BILLINGS—It has been a long and winding road for Billings’ venerable mayor Austin Hunt, who first sat down at a municipal table 65 years ago. For the first time since 1953, Mr. Hunt’s name will not be appearing on the ballot.
“No, I am not running,” said Mayor Hunt, contacted Monday at his Kagawong residence. “My son Michael is, so you wouldn’t want two Hunts on the same ballot,” he joked.
As to his time on council, Mayor Hunt was philosophical. “Good things happen,” he said, “but it always seems you are working from crisis to crisis in municipal government.”
But over the more than half-a-century that Mayor Hunt has been in municipal government a lot has come to pass. “Oh there have been tremendous changes,” he said. “Manitoulin has gone through many changes. Municipal government associations have gotten bigger and there are a lot more meetings to attend.”

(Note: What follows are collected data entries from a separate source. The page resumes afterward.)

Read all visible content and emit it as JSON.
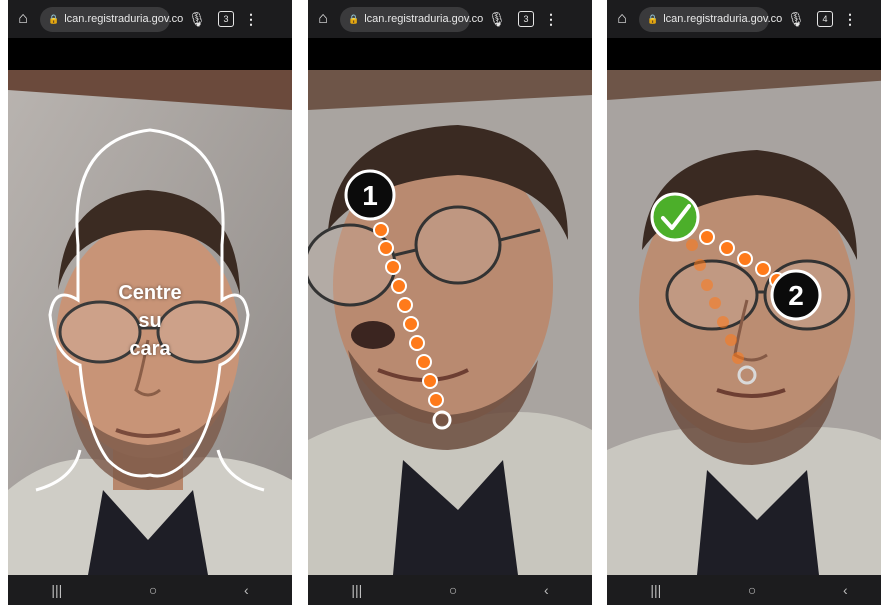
{
  "panels": [
    {
      "url": "lcan.registraduria.gov.co",
      "tab_count": "3",
      "overlay_lines": [
        "Centre",
        "su",
        "cara"
      ]
    },
    {
      "url": "lcan.registraduria.gov.co",
      "tab_count": "3",
      "step_label": "1"
    },
    {
      "url": "lcan.registraduria.gov.co",
      "tab_count": "4",
      "step_label": "2"
    }
  ],
  "icons": {
    "home": "home-icon",
    "lock": "lock-icon",
    "mic": "mic-icon",
    "tabs": "tabs-icon",
    "menu": "more-vert-icon",
    "nav_recent": "recent-apps-icon",
    "nav_home": "nav-home-icon",
    "nav_back": "back-icon",
    "check": "check-icon"
  },
  "colors": {
    "dot_orange": "#ff7a1a",
    "check_green": "#4caf2a",
    "badge_black": "#0b0b0b"
  }
}
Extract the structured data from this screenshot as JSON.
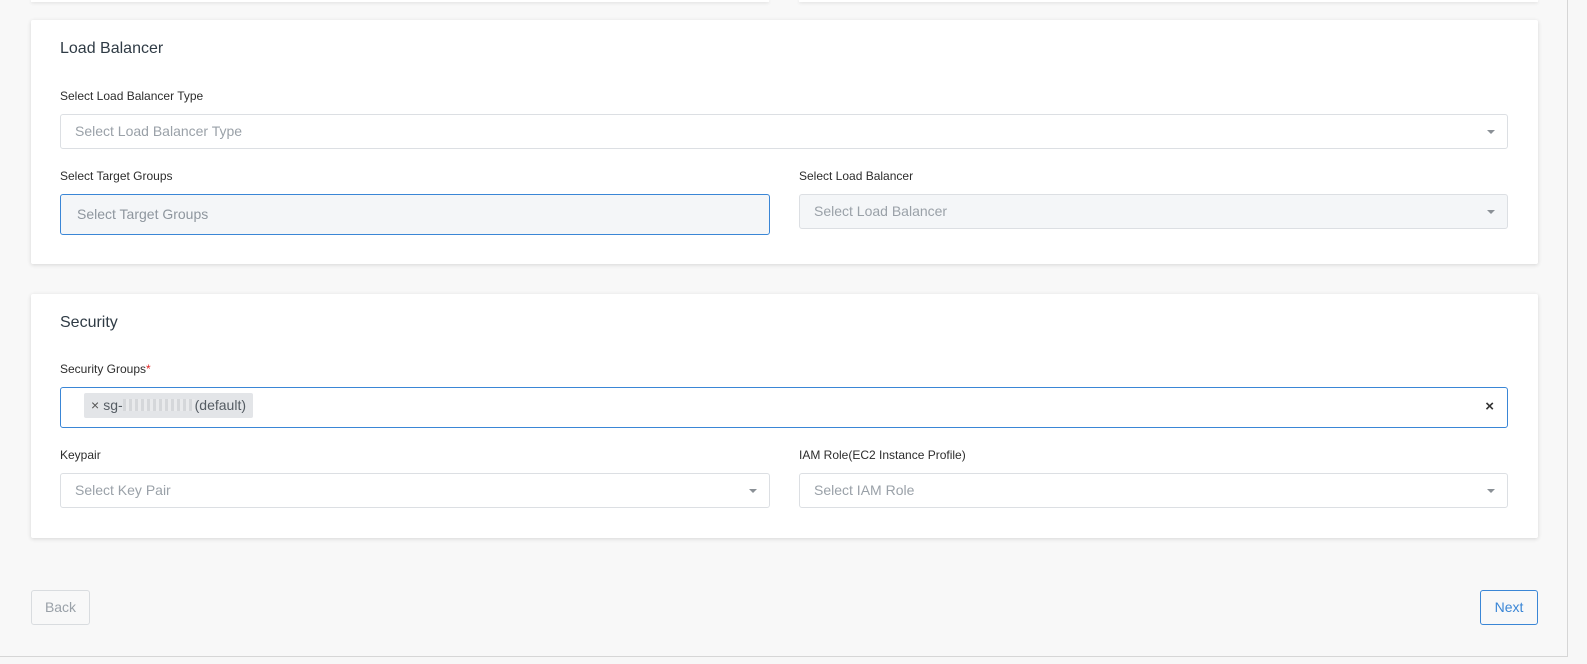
{
  "load_balancer": {
    "title": "Load Balancer",
    "type_label": "Select Load Balancer Type",
    "type_placeholder": "Select Load Balancer Type",
    "target_groups_label": "Select Target Groups",
    "target_groups_placeholder": "Select Target Groups",
    "lb_label": "Select Load Balancer",
    "lb_placeholder": "Select Load Balancer"
  },
  "security": {
    "title": "Security",
    "groups_label": "Security Groups",
    "required_mark": "*",
    "selected_tag": {
      "remove": "×",
      "prefix": "sg-",
      "suffix": "(default)"
    },
    "clear_all": "×",
    "keypair_label": "Keypair",
    "keypair_placeholder": "Select Key Pair",
    "iam_label": "IAM Role(EC2 Instance Profile)",
    "iam_placeholder": "Select IAM Role"
  },
  "footer": {
    "back_label": "Back",
    "next_label": "Next"
  },
  "icons": {
    "caret": "chevron-down-icon",
    "remove": "close-icon"
  },
  "colors": {
    "accent": "#3a86d6",
    "required": "#e02424"
  }
}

For much of his time in office, Mayor Hunt has represented the Manitoulin Municipal Association on the Federation of Northern Ontario Municipalities, and sat upon the governing body of the Association of Municipalities of Ontario.
“Municipal affairs have come a long way in the last half century,” he said.
Asked if there was anything still on the table that he was reluctant to step away from, Mayor Hunt demurred. “Not really,” he said. “Over the years some things you win, some things you lose, if people are not ready to go along with you…”
But there is one thing Mr. Hunt did not hesitate to share. “I am happy to have contributed to the community in my own small way,” he said. “It gives me great satisfaction to have been allowed to serve for so long.”
In 2013 Mayor Hunt was honoured by FONOM for his 60 years of service, the second such recognition he has received from that organization, the first being an executive award presented in 2002. “I think they might have forgotten the first one,” he joked.
Mayor Hunt easily outdistanced former Mississauga Mayor Hazel McCallion, his closest rival for Canadian municipal longevity, who began her career in 1967.